Pada momentum iman tersebut, para calon pendeta mengucapkan pengakuan serta janji dihadapan Allah dan jemaat. Serta diikuti dengan penandatangan akta kependetaan. Lalu, para pendeta pendamping mengambil toga dan stola untuk dipakaikan kepada calon pendeta, lalu prosesi berlanjut hingga akhir.
Setelah ditahbiskan dan diperhadapkan, 34 pendeta baru tersebut diutus ke daerah pelayanan masing-masing di berbagai gereja lingkup GMIT. Beberapa daerah tersebut diantaranya, Sabu Raijua, Alor, Amfoang, Flores, Belu, dan SoE Timur.
Momentum iman ini dihadiri langsung Ketua Majelis Sinode GMIT, Pdt. Dr. Mery Kolimon, Ketua DPRD NTT, Ir. Emelia J. Nomleni, Asisten Perekonomian dan Pembangunan Setda NTT, Ganef Wurgiyanto, Penjabat Wali Kota Kupang, George M. Hadjoh, Wakil Bupati Kabupaten Kupang, Jerry Manafe, serta Camat dan Lurah Maulafa.

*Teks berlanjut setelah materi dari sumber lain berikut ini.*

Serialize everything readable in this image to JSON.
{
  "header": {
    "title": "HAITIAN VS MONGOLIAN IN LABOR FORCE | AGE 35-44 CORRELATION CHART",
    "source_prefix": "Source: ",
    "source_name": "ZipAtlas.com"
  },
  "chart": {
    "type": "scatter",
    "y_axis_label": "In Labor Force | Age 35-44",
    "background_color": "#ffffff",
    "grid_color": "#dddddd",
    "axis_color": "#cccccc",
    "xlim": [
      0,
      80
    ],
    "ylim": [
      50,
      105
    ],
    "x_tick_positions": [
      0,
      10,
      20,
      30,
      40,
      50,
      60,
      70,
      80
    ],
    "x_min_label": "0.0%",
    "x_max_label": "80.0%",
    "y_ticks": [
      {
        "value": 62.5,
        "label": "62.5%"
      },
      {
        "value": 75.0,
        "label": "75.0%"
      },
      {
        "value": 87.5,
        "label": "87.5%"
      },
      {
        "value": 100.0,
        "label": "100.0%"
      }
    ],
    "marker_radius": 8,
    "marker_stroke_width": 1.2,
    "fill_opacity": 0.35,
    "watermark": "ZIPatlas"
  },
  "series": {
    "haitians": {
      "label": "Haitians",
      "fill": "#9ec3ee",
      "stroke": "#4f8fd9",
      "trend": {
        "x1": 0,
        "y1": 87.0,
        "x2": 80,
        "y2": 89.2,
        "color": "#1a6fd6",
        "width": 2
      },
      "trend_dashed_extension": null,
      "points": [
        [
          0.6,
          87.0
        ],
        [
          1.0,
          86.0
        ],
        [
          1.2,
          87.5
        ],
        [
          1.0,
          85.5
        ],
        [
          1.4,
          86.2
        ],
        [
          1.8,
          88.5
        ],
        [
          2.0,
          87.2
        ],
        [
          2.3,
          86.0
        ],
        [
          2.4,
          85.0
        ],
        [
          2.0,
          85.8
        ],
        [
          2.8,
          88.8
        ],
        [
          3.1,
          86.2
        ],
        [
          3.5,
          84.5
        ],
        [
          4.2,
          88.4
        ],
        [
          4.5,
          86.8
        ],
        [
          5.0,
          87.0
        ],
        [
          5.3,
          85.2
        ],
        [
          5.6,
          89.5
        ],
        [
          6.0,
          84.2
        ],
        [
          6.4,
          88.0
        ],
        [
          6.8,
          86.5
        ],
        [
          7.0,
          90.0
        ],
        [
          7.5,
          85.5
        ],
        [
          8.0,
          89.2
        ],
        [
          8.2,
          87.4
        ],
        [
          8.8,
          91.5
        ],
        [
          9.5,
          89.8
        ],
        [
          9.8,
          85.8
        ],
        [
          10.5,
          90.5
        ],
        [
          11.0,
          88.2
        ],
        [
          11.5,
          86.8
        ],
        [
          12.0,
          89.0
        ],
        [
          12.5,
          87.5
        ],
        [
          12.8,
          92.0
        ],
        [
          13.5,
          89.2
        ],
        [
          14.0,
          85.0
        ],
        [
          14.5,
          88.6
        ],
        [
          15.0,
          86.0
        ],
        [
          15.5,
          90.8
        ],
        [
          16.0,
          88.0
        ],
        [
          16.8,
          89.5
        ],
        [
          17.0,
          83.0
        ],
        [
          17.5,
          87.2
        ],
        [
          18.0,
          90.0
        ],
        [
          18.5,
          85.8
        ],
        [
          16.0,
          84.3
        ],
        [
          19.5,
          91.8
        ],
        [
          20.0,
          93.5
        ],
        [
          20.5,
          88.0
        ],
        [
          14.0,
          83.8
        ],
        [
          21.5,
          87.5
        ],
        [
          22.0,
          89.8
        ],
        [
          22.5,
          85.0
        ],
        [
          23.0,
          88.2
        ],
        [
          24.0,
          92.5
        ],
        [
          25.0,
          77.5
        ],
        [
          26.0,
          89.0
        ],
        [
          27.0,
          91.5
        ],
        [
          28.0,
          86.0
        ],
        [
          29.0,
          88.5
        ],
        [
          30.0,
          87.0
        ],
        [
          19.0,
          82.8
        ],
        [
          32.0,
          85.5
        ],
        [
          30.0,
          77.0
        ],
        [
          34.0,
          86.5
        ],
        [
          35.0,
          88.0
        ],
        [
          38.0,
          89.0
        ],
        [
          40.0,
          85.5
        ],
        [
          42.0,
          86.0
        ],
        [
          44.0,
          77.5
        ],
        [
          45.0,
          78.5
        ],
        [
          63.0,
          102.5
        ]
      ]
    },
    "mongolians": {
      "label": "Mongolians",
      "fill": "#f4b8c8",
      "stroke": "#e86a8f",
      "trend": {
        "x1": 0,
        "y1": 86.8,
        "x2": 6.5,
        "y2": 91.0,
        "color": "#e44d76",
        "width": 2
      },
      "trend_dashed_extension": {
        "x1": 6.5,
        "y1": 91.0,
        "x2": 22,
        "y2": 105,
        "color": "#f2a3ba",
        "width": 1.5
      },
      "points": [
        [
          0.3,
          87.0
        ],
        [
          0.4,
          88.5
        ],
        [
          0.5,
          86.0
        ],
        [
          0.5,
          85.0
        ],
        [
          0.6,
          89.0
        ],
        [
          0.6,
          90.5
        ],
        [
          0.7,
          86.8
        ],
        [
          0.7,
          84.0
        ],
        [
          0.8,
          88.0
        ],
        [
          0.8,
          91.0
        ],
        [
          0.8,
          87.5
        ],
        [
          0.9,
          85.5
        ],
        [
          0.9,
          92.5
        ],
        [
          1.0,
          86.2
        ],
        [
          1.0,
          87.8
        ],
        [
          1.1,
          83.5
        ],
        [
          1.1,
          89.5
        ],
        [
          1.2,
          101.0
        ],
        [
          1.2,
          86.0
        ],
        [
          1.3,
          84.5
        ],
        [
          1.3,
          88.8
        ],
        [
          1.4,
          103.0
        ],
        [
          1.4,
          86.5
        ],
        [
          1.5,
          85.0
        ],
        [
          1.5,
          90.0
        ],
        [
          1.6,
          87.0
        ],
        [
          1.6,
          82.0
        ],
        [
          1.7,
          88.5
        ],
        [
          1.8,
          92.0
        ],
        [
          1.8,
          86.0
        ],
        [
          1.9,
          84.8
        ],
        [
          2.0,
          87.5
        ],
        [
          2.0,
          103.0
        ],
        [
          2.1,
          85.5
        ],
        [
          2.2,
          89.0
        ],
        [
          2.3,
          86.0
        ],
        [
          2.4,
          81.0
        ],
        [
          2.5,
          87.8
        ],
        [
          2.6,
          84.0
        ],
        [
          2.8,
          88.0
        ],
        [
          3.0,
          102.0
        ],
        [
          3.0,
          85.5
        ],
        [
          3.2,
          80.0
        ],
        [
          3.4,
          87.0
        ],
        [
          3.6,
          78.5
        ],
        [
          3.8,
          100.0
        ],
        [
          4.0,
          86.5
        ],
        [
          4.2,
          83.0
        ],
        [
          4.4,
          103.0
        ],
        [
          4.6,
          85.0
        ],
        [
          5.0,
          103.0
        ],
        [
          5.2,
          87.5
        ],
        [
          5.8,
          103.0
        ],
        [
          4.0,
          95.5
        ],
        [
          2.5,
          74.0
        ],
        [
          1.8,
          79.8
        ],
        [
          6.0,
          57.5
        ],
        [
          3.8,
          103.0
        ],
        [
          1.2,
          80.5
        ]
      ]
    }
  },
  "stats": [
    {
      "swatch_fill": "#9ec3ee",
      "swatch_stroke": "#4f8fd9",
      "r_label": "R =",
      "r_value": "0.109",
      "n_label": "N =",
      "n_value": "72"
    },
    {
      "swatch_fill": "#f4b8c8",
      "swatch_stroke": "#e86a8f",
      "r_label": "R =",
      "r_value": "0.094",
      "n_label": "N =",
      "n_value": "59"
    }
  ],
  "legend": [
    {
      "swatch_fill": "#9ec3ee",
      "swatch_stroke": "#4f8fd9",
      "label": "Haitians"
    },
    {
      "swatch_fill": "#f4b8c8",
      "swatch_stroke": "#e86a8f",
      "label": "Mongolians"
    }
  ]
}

Pdt. Anita Amnifu Mooy tampil sebagai pengkhotbah dalam momen religus itu. Dalam khotbahnya, Pdt. Anita mengatakan, menjadi pendeta tidaklah mudah. Selalu ada masalah internal maupun eksternal. Jemaat memiliki perspektif yang berbeda-beda. Karena itu, pendeta haruslah membangun relasi yang baik antara pelayan dan jemaat.
"Belajar bertumbuh bersama dengan jemaat, belajar memahami orang lain, saling menerima karena tentu jemaat punya beragam perspektif untuk masalah apapun," ujarnya.

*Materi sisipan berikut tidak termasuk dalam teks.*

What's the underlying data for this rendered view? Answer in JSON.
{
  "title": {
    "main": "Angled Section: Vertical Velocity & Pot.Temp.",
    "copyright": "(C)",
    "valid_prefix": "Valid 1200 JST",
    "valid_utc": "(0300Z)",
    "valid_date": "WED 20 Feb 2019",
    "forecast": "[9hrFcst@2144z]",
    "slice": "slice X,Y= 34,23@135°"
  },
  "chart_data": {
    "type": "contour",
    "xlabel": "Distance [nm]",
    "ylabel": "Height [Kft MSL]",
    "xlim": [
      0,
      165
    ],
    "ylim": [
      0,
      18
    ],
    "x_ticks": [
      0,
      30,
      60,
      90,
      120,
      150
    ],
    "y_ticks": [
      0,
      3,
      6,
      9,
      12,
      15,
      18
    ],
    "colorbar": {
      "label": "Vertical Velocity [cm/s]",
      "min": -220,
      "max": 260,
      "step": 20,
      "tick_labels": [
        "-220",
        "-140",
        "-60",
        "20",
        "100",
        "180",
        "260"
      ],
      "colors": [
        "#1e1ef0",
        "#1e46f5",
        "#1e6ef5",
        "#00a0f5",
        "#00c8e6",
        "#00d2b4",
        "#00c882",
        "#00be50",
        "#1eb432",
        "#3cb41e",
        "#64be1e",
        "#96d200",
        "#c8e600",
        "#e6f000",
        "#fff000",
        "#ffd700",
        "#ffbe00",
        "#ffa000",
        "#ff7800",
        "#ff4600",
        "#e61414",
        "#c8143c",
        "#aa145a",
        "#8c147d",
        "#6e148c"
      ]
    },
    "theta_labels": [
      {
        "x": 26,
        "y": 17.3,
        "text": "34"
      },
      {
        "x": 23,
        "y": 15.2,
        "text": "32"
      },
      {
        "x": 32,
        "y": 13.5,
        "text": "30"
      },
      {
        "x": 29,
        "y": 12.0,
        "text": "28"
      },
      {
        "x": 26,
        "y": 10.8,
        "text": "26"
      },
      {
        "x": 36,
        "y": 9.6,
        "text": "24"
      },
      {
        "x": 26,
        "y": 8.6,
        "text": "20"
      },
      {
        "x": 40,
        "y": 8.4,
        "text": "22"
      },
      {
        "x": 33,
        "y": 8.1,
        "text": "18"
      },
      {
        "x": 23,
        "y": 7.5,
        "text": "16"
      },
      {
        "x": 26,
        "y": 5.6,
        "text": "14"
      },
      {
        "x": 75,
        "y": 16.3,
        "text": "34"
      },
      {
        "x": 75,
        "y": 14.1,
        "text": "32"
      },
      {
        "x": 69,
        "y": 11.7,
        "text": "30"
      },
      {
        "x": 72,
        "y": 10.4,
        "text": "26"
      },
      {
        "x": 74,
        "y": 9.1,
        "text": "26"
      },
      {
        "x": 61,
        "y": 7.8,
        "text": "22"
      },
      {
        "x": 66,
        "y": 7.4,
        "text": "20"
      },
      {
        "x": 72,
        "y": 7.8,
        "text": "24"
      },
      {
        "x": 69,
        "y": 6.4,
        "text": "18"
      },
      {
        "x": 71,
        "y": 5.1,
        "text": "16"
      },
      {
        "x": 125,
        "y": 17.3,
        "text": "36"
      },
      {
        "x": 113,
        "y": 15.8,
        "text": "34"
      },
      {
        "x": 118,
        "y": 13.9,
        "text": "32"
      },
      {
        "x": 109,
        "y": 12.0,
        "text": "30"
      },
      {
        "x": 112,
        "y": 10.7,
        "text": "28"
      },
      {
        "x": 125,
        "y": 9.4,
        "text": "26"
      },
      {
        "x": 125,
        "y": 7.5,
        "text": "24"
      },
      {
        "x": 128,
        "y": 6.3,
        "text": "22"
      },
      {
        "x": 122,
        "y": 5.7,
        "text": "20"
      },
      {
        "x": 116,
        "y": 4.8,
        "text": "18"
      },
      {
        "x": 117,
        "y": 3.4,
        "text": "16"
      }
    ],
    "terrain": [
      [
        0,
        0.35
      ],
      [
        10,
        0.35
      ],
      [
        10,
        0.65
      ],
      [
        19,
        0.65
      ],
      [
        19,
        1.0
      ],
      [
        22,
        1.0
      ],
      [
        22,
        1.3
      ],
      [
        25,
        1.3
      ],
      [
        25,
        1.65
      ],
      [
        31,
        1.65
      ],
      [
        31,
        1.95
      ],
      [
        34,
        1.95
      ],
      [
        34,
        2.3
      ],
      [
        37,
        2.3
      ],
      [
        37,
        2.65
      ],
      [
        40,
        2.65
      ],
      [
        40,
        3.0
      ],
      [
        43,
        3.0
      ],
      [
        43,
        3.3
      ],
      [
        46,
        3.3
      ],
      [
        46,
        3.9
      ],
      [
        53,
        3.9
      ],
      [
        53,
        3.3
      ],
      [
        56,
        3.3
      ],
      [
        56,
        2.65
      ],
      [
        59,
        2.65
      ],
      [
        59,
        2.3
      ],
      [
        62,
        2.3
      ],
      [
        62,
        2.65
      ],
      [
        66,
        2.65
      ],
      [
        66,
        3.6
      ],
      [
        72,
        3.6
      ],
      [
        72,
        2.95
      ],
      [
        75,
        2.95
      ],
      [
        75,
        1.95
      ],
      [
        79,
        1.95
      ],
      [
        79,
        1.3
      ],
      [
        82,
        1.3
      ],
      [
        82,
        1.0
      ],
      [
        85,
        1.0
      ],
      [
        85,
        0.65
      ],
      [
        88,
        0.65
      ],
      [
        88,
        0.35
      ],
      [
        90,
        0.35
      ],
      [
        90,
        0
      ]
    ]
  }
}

Ia menyebut, sebagai pendeta terpanggil, sepatutnya terus bertumbuh dan bersinar di tengah jemaat di tempat pelayanan. Ia menegaskan, agar pendeta harus mencintai pelayanan yang diemban. Jangan mementingkan urusan keluarga hingga selalu meninggalkan jemaat.
"Cintai pelayanan, jangan menjadi pendeta yang beberapa hari saja dengan jemaat. Mulai dari cavik, vikaris, begitu panjang perjalanan. Tapi begitu jadi pendeta, SK di tangan, pokoknya hampir setiap orang kawin atau baptis dikampung dia jadi saksi habis. Itu sangat membutuhkan waktu yang banyak untuk meninggalkan jemaat, pendeta yang begitu tidak perlu ditahbis," tegasnya.

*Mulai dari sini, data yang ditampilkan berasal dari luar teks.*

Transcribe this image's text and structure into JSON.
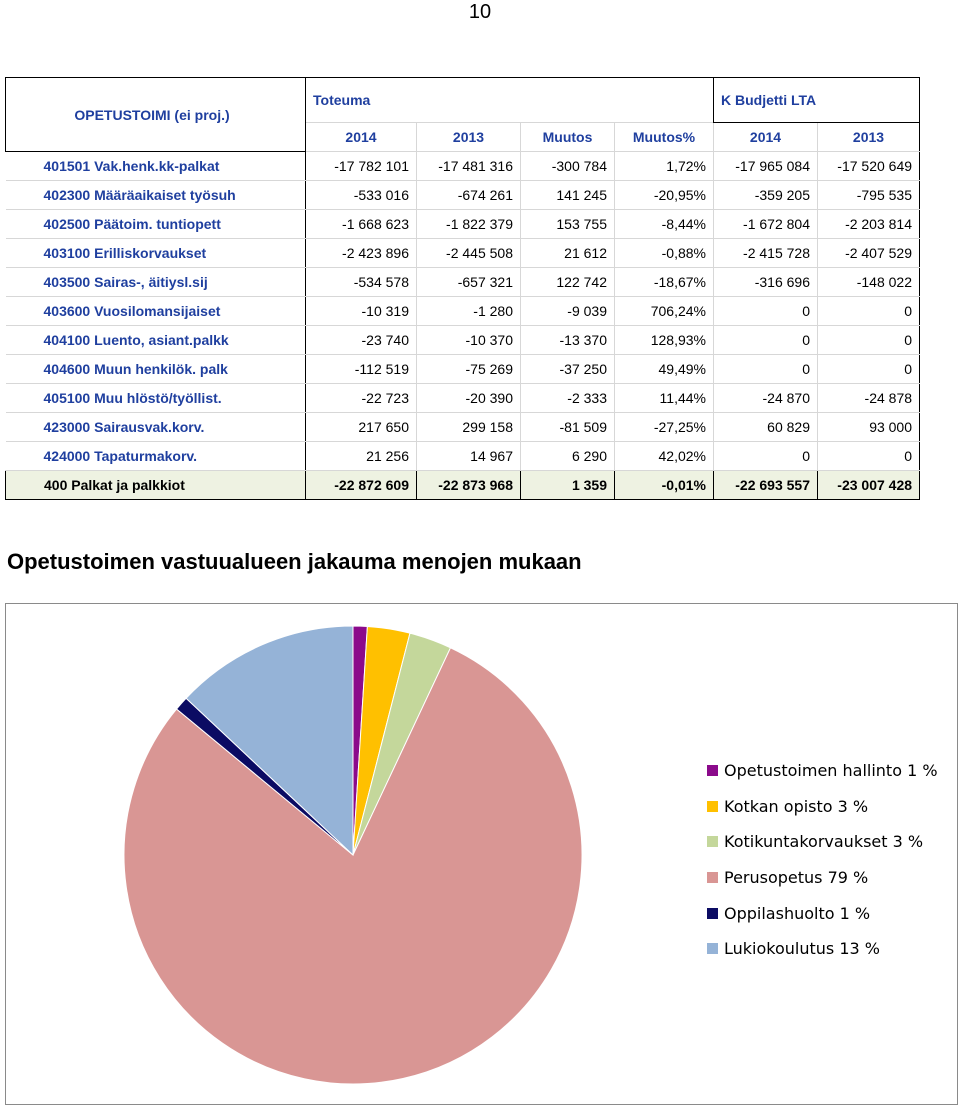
{
  "page_number": "10",
  "table": {
    "title": "OPETUSTOIMI (ei proj.)",
    "groups": {
      "actual": "Toteuma",
      "budget": "K Budjetti LTA"
    },
    "columns": [
      "2014",
      "2013",
      "Muutos",
      "Muutos%",
      "2014",
      "2013"
    ],
    "rows": [
      {
        "label": "401501 Vak.henk.kk-palkat",
        "cells": [
          "-17 782 101",
          "-17 481 316",
          "-300 784",
          "1,72%",
          "-17 965 084",
          "-17 520 649"
        ]
      },
      {
        "label": "402300 Määräaikaiset työsuh",
        "cells": [
          "-533 016",
          "-674 261",
          "141 245",
          "-20,95%",
          "-359 205",
          "-795 535"
        ]
      },
      {
        "label": "402500 Päätoim. tuntiopett",
        "cells": [
          "-1 668 623",
          "-1 822 379",
          "153 755",
          "-8,44%",
          "-1 672 804",
          "-2 203 814"
        ]
      },
      {
        "label": "403100 Erilliskorvaukset",
        "cells": [
          "-2 423 896",
          "-2 445 508",
          "21 612",
          "-0,88%",
          "-2 415 728",
          "-2 407 529"
        ]
      },
      {
        "label": "403500 Sairas-, äitiysl.sij",
        "cells": [
          "-534 578",
          "-657 321",
          "122 742",
          "-18,67%",
          "-316 696",
          "-148 022"
        ]
      },
      {
        "label": "403600 Vuosilomansijaiset",
        "cells": [
          "-10 319",
          "-1 280",
          "-9 039",
          "706,24%",
          "0",
          "0"
        ]
      },
      {
        "label": "404100 Luento, asiant.palkk",
        "cells": [
          "-23 740",
          "-10 370",
          "-13 370",
          "128,93%",
          "0",
          "0"
        ]
      },
      {
        "label": "404600 Muun henkilök. palk",
        "cells": [
          "-112 519",
          "-75 269",
          "-37 250",
          "49,49%",
          "0",
          "0"
        ]
      },
      {
        "label": "405100 Muu hlöstö/työllist.",
        "cells": [
          "-22 723",
          "-20 390",
          "-2 333",
          "11,44%",
          "-24 870",
          "-24 878"
        ]
      },
      {
        "label": "423000 Sairausvak.korv.",
        "cells": [
          "217 650",
          "299 158",
          "-81 509",
          "-27,25%",
          "60 829",
          "93 000"
        ]
      },
      {
        "label": "424000 Tapaturmakorv.",
        "cells": [
          "21 256",
          "14 967",
          "6 290",
          "42,02%",
          "0",
          "0"
        ]
      }
    ],
    "total": {
      "label": "400 Palkat ja palkkiot",
      "cells": [
        "-22 872 609",
        "-22 873 968",
        "1 359",
        "-0,01%",
        "-22 693 557",
        "-23 007 428"
      ]
    }
  },
  "chart_title": "Opetustoimen vastuualueen jakauma menojen mukaan",
  "chart_data": {
    "type": "pie",
    "title": "Opetustoimen vastuualueen jakauma menojen mukaan",
    "legend_position": "right",
    "slices": [
      {
        "label": "Opetustoimen hallinto 1 %",
        "value": 1,
        "color": "#8B0A8B"
      },
      {
        "label": "Kotkan opisto 3 %",
        "value": 3,
        "color": "#FFC000"
      },
      {
        "label": "Kotikuntakorvaukset 3 %",
        "value": 3,
        "color": "#C4D79B"
      },
      {
        "label": "Perusopetus 79 %",
        "value": 79,
        "color": "#D99694"
      },
      {
        "label": "Oppilashuolto 1 %",
        "value": 1,
        "color": "#0B0B63"
      },
      {
        "label": "Lukiokoulutus 13 %",
        "value": 13,
        "color": "#95B3D7"
      }
    ]
  }
}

Sementara itu, Ketua Majelis Sinode GMIT, Pdt. Merry Kolimon, mengatakan, keluarga yang telah melepaskan anaknya untuk menjadi pelayan Tuhan, harus terus mendukung dalam segala tugas maupun pelayanan.
Ia menganalogikan, seperti kolekte yang ditaruh pada tanggul persembahan. Begitulah layaknya orang tua yang mempersembahkan anak-anaknya dengan kerelaan hati dan sukacita. Sehingga, ia sangat mengharapkan, dukungan dari keluarga untuk pendeta baru yang diutus.
"Bukan saja pendeta yang diutus, tetapi keluarga pun diutus untuk terus mendukung pelayanan pendeta," ungkap Pdt. Merry.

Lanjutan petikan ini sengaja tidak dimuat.